As people across the country struggle with financial concerns ranging from increasingly high gas prices, a battered housing market, and a weak economy, local community development organizations aren't exempt from these challenges. Most neighborhood-based CDCs do not have resources on hand to pay the "pre-development" costs necessary to get a project to the point where construction loan funds become available.
With help from State Farm, the Regional Housing and Community Development Alliance (RHCDA) will now have additional capital to help more families find adequate housing.
Stephen Acree, President of RHCDA, announced on Thursday that State Farm has approved a $5 million line of credit for RHCDA's Predevelopment Loan Fund Program. Organizations eligible to apply for an RHCDA predevelopment loan include not-for-profit organizations in St. Louis County and City, plus Madison and St. Clair Counties in Illinois.
RHCDA's Predevelopment Loan Fund provides neighborhood-based community development corporations (CDCs) with a source of funds to pay for early stage costs for projects in their neighborhoods. Conventional financing from banks is generally not available to pay for these costs. These organizations rarely have reserve funds to start the projects they hope to develop. That is the purpose of this fund; to accelerate the time from project inception to construction start-up.

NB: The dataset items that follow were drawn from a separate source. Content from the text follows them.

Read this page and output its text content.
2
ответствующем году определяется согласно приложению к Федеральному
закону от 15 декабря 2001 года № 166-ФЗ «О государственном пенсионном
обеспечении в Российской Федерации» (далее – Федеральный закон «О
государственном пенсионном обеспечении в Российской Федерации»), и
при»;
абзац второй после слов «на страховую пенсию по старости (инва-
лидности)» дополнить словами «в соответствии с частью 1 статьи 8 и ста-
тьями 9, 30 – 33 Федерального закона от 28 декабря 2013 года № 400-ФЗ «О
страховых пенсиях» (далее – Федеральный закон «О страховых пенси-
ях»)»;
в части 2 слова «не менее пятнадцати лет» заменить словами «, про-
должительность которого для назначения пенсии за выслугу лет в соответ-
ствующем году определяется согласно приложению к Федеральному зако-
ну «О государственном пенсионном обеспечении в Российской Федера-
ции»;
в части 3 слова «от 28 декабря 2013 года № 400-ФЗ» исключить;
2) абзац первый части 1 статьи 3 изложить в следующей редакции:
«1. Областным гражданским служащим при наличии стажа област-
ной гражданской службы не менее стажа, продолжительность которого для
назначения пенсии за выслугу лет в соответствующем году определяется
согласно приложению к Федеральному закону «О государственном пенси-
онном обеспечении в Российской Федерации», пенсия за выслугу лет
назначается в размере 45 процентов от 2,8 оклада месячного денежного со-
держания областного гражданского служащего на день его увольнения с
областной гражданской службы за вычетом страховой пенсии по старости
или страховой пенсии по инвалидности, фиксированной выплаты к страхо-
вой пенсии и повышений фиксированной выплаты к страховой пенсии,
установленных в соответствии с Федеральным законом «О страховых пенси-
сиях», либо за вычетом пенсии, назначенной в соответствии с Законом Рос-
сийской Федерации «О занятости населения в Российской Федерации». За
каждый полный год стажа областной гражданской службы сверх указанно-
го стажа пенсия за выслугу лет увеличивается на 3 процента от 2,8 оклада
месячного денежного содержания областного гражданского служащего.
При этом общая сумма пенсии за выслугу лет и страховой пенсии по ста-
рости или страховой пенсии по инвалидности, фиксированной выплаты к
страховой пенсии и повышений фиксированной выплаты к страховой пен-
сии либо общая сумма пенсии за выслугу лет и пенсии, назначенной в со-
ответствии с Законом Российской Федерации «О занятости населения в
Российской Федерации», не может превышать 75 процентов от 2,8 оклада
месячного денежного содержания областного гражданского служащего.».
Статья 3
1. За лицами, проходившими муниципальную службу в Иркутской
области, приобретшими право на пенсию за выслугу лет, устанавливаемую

State Farm has been RHCDA's biggest Predevelopment Loan Fund partner since 1995, when it extended a $500,000 line of credit to the program. The line was increased to $1 million in 1998.
Acree stated that "RHCDA's strategic objective is to increase our lending capacity to allow us to lend on larger scale, higher impact residential development projects that have greater potential to create long-term, sustainable change to currently distressed low-income communities in the St. Louis area. The higher credit line from State Farm will allow us to achieve this objective."
Since starting the fund in 1993, the average size of RHCDA's predevelopment loans has grown from just over $20,000 on projects averaging 5 units in size to over $675,000 on projects with an average size of 35 units. The program has made $15.8 million in loans, leveraging over $400 million in housing investment for the development of over 2,400 homes and apartments in St. Louis area urban core neighborhoods.